When I first decided to climb a mountain in Peru in July of 2014, I found myself distracted from the climb itself by the long solo journey I would have to take just to get to the mountain. After a couple of layovers and 11 hours in the air, I made it to Lima by about midnight. My ride to the bus station wasn’t due to arrive until 8 a.m., so I found a quiet place and spent the night there in the terminal. After a sorry excuse for a night’s sleep, I took a wild, one-hour cab ride, followed by a 10-hour bus ride north up the coast then west up into the Cordillera Blanca, a range in the Andes. Nestled in the shadows of Peru’s highest peaks is the beautiful town of Huaraz. I spent a few days acclimating there and a couple of days at base camp before my group made its way toward the summit of Chopicalqui. At 20,846 feet, the summit of Chopicalqui is over 6,000 feet higher than anything I have ever climbed. Below is the journey in words and pictures.
At Lambert-St. Louis International Airport, where the journey began.
The hustle and bustle near Lima’s airport.
The colorful city center in Huaraz, Peru.
View of Huaraz from the rooftop of my hotel.
A few shots of the beautiful people and culture of Huaraz.
Following a guide up to Churup Lake for an acclimation hike.
At Churup Lake, we stood at 14,700 feet. This is roughly 200 feet higher than anyplace in the lower 48 states.
A quinoa field near my guide’s family farm, where I had been invited for dinner.
His brother’s wife and her daughter wait for our arrival.
It was an honor to join them for Guinea Pig, a traditional Peruvian dish.
My new friend, Helinda, waving goodbye.
After a few more days acclimating in Huaraz, my team and I headed into the heart of the Peruvian Andes.
Making the trek to Chopicalqui’s base camp.

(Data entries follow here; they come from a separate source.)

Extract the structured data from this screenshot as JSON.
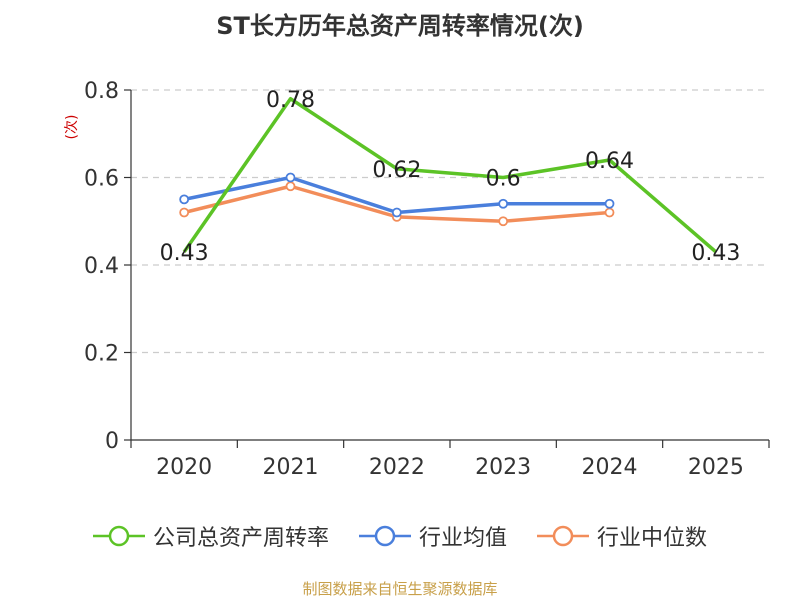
{
  "chart_data": {
    "type": "line",
    "title": "ST长方历年总资产周转率情况(次)",
    "ylabel": "(次)",
    "xlabel": "",
    "categories": [
      "2020",
      "2021",
      "2022",
      "2023",
      "2024",
      "2025"
    ],
    "ylim": [
      0,
      0.8
    ],
    "yticks": [
      "0",
      "0.2",
      "0.4",
      "0.6",
      "0.8"
    ],
    "grid": true,
    "legend_position": "bottom",
    "series": [
      {
        "name": "公司总资产周转率",
        "color": "#5cc326",
        "values": [
          0.43,
          0.78,
          0.62,
          0.6,
          0.64,
          0.43
        ],
        "labels": [
          "0.43",
          "0.78",
          "0.62",
          "0.6",
          "0.64",
          "0.43"
        ]
      },
      {
        "name": "行业均值",
        "color": "#4a7fdc",
        "values": [
          0.55,
          0.6,
          0.52,
          0.54,
          0.54,
          null
        ]
      },
      {
        "name": "行业中位数",
        "color": "#f28d5a",
        "values": [
          0.52,
          0.58,
          0.51,
          0.5,
          0.52,
          null
        ]
      }
    ],
    "source": "制图数据来自恒生聚源数据库"
  }
}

A porter unloading my gear at base camp.
Our team’s chef preparing something great at base camp.
A porter socializing in the cook tent.
Reviewing crevasse rescue at base camp.
Some fresh snow that kept us at base camp an extra day.

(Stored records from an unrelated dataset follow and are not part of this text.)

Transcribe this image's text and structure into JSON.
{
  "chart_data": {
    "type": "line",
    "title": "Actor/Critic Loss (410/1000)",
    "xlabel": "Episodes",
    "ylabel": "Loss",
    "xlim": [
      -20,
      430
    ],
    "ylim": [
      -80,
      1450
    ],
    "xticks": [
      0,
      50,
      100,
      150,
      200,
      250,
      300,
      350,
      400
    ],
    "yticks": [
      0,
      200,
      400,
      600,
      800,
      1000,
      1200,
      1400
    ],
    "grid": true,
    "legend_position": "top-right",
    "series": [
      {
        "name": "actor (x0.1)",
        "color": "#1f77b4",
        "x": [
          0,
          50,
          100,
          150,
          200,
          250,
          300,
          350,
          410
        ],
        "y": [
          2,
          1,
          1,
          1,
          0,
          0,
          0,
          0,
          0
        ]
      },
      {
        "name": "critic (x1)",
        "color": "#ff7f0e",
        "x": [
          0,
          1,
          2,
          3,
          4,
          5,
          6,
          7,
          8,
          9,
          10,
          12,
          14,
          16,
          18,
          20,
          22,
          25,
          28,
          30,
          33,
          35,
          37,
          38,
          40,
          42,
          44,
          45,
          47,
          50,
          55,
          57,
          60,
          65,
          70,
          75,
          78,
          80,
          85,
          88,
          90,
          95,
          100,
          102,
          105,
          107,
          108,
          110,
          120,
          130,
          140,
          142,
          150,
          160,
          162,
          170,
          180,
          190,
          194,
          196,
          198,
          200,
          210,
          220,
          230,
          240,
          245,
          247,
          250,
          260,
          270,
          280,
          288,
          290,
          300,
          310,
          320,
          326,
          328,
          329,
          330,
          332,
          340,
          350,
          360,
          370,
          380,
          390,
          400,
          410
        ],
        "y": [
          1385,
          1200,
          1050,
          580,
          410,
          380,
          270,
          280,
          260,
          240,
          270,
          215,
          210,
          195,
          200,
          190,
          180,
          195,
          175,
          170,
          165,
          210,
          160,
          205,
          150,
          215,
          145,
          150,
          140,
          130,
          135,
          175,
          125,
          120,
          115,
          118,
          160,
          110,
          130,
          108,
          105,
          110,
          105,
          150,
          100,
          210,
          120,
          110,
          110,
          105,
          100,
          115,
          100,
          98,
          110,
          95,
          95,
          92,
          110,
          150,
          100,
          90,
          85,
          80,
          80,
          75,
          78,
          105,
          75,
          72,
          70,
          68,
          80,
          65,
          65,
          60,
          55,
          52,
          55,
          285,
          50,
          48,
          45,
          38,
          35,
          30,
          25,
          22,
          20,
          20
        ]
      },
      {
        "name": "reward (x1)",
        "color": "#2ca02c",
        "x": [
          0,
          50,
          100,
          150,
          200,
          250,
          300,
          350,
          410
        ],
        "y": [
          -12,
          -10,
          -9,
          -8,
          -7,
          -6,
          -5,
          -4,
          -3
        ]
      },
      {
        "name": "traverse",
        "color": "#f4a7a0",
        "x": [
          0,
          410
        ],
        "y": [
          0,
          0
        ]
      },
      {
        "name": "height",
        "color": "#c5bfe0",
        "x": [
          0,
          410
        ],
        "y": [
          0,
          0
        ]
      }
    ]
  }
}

Some of the team eating a big dinner the night before we traveled to our next camp.
The next morning was perfect, so we headed higher up the mountain to the Moraine Camp.

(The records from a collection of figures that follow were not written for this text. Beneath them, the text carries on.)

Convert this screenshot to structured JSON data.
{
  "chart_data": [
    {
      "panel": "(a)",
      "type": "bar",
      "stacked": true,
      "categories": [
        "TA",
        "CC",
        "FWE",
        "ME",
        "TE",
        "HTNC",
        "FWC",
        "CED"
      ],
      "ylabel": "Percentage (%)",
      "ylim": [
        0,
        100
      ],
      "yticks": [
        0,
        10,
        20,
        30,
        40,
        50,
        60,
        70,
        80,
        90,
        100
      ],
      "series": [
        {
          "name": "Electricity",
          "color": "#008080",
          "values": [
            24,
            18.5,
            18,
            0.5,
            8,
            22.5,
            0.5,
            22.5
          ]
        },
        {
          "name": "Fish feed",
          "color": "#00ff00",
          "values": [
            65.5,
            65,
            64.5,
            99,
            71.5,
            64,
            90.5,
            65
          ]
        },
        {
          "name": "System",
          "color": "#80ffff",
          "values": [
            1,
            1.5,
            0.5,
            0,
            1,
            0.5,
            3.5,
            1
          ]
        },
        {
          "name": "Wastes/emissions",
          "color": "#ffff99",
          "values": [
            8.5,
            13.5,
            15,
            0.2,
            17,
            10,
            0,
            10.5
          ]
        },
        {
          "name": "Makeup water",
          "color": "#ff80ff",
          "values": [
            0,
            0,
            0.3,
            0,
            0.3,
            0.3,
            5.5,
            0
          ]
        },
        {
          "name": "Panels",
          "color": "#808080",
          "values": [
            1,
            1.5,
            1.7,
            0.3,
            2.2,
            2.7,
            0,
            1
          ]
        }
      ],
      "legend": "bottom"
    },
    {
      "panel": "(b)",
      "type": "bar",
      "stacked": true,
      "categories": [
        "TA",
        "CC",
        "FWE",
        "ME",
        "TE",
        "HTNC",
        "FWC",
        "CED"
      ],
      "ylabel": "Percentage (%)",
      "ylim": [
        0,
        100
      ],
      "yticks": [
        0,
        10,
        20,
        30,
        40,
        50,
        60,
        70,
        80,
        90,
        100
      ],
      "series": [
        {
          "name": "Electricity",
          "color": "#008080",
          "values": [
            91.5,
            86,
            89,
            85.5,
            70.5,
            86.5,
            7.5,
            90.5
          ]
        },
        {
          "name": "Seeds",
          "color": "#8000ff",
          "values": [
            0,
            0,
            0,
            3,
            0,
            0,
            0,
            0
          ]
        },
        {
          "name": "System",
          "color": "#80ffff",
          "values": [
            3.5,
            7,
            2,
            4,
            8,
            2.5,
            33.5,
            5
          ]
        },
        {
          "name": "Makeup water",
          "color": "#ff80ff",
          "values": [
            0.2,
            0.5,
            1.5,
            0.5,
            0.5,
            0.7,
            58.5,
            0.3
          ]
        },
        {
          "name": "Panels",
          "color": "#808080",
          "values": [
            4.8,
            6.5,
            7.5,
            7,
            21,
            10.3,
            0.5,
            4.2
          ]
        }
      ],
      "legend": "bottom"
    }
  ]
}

Our team leader taking a short break before moving up to glaciated terrain.
Making our way up to high camp.
Somewhere between 17,000 and 18,000 feet, my head started to tighten from the lack of oxygen.
Our high camp. At 18,000 feet, this was just about 4,000 feet higher than I had ever been.
The porters made me this coca tea to help with my headache. At high camp, my altitude sickness was not getting any better. When my team left for its summit push at 1 a.m., my head was pounding so bad I could literally see my pulse. I opted out of going for the summit, heeding the words of Ed Viesturs: “Getting to the top is optional. Getting down is mandatory.”
Unfortunately, the rest of my team was unable to summit due to high winds and subzero temperatures. On the bright side, my body had acclimated overnight and I felt pretty good by the time the sun came out the next morning.
We packed up and headed back to base camp. Although I didn’t reach the summit, I did reach a new altitude.
Enjoyed the warm, thick air at base camp before starting my long journey back to the United States.
Even without reaching the summit, this was one of the greatest adventures of my life. The colorful culture, friendly people and unbelievable landscapes will definitely bring me back to Peru’s high peaks. Special thanks to Dan Nash and Rodolfo Reyes of Satori Adventures and Expeditions and Peruvian Mountains Adventures and Expeditions for making it all possible.